Pendulum sets the scene at the outset with the sort of blunt exposition that's forgiveable in a short, where time is at a premium. It's delivered by Cerys (played by Cooney herself), a young woman who has grown up with hedonism as a response to her sense of hopelessness about the future. This isn't just youthful angst - a cosmic rip has been discovered travelling towards Earth, and though it has taken years to arrive there has never been any prospect of stopping it or otherwise escaping. Yet as the fateful day draws hear, Cerys and her best friend Gwylim (Scott Michael Wagstaff) begin to feel that there must be more to life than despair and distraction, so they travel to India, where some groups of people see the end of material existence as something to celebrate.

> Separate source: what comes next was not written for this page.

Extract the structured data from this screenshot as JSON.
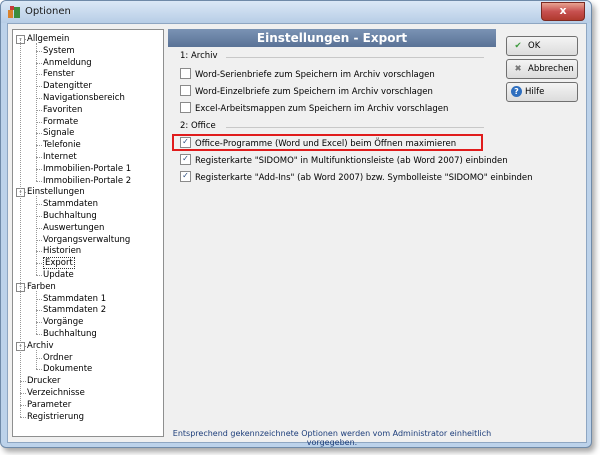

Inspired by Gareth Edwards' Monsters, this is a film that reaches for revelation. Perhaps stymied by the intensity of its own efforts, it falls short, but is still looks beautiful and still has something to say. These are not the first young people to go looking for enlightenment and Cooney is well aware that there are people out there ready to exploit them, as she is of the shortcomings of last-minute experiments with drugs, sex or borrowed rituals. As she tries to find herself and, by way of that, some way to come to terms with what's about to happen, Cerys also has to contend with other people trying to tell her who she really is or should be. The same poisonous behaviours that affect the rest of life can be found in the Indian retreat as the shortage of remaining time seems to make people more desperate for power over one another.
There's a strong idea here and it keeps things interesting despite the film's structural issues. The middle section of the film is too slow, suggesting a projection onto the viewer of ideas still in the director's head. We don't get a strong enough sense of place or character to develop the necessary emotional connection with what's happening. The film recovers its pace towards the end, however, when events force Cerys to make a genuine re-evaluation of her life and when the cosmic event finally makes itself fully visible.
The scope of Cooney's ambition here makes the film stand out. Although the CGI work at the end is a little rough, it effectively creates the sense of events so overwhelming that they make even personal survival feel like a small thing. With ever-improving access to good quality CGI tools, this is something we're starting to see a lot more of in independent work, but thus far is been used mostly for action and adventure. it's with filmmakers like Cooney turning it to narrative ends that things start to get interesting.